The spoon tipped slightly—Yulia might be an old maid, but her hands never shook—and a drip of hot soup spilled onto my T-shirt. I grumbled, “Seriousl—?” The word was cut short by her shoving the spoon into my mouth.
I spit it out with venom. Nonchalantly, she pulled the spoon away to fill it again. I threw the comforter back and jumped out of bed, shooting her a scowl.
“You must eat, devushka.”
“I told you, I’m not hungry. And I’m not staying in that ridiculously comfortable bed anymore. Point me in the direction of the dungeon. I’ll room there for the rest of my stay.” I was The Princess and the Pea. Except the pea was the twisted dejection I was almost killed and then promptly forgotten by a man who fingered me on a secret camera and sent the video to my papa. Gen-Zs wouldn’t know romance if it hit them with a bus.
“You act like someone has forced you to pout for two days.”

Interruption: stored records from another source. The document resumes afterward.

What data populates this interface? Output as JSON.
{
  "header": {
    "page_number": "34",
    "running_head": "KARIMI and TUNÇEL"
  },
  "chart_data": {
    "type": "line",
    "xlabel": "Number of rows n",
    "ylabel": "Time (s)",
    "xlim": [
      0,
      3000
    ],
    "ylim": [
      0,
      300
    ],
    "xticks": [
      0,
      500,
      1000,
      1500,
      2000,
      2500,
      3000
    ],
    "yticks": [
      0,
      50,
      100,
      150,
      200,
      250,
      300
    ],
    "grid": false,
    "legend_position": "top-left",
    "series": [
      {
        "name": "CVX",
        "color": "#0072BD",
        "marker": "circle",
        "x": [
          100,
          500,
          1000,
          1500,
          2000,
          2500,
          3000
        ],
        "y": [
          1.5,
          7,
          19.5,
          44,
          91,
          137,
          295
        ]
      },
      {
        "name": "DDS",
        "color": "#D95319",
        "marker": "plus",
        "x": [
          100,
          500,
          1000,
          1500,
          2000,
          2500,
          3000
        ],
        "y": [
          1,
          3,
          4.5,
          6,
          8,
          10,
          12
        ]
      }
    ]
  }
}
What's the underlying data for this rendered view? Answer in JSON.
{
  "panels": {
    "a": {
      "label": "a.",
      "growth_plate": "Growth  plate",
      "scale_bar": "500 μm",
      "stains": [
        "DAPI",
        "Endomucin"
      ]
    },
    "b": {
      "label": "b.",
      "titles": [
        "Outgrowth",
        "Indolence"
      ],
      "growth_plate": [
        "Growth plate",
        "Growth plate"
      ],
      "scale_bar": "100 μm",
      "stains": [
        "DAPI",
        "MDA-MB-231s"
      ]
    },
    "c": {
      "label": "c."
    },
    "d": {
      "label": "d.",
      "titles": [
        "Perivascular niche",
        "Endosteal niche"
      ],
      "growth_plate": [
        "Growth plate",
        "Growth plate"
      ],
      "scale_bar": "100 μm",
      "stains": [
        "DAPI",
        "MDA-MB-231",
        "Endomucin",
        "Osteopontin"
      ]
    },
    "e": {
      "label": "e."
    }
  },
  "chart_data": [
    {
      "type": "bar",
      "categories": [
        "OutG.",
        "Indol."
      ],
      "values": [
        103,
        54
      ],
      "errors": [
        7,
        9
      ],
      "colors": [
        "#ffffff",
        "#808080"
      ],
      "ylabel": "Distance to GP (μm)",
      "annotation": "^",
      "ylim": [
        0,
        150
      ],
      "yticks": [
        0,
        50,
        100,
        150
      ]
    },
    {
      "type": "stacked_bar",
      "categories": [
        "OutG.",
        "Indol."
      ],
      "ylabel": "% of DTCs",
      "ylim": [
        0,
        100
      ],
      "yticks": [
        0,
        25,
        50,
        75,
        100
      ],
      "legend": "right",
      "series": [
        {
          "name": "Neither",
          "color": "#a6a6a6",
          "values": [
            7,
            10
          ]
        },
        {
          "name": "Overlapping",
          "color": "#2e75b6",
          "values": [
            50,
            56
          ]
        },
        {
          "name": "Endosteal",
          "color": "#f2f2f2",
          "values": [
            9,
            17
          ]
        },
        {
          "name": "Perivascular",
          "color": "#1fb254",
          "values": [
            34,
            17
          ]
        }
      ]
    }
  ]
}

I was not pouting. “Would you go traipsing about a house occupied by someone who wants to kill you?”
“I excel at many things, but God did not create me to be nurse.”
“No kidding.”
Her eyes narrowed. “I do not wish to nurse you while you sulk, so I tell you, the men who tried to kill you are dead.”
I swallowed. “Dead?”
“Mertvy.” Dead. Picking up the bowl of soup, she said, “I had to wash their brains off the drive.” Then she sipped her spoonful like a lady.
Blood growing cold, I managed to say, “Lovely.”
She shrugged. “It is job.”
I rubbed my arm to quell the goose bumps that rose, as well as another disturbing sensation: a lightness, a deranged contentment Ronan had killed those men.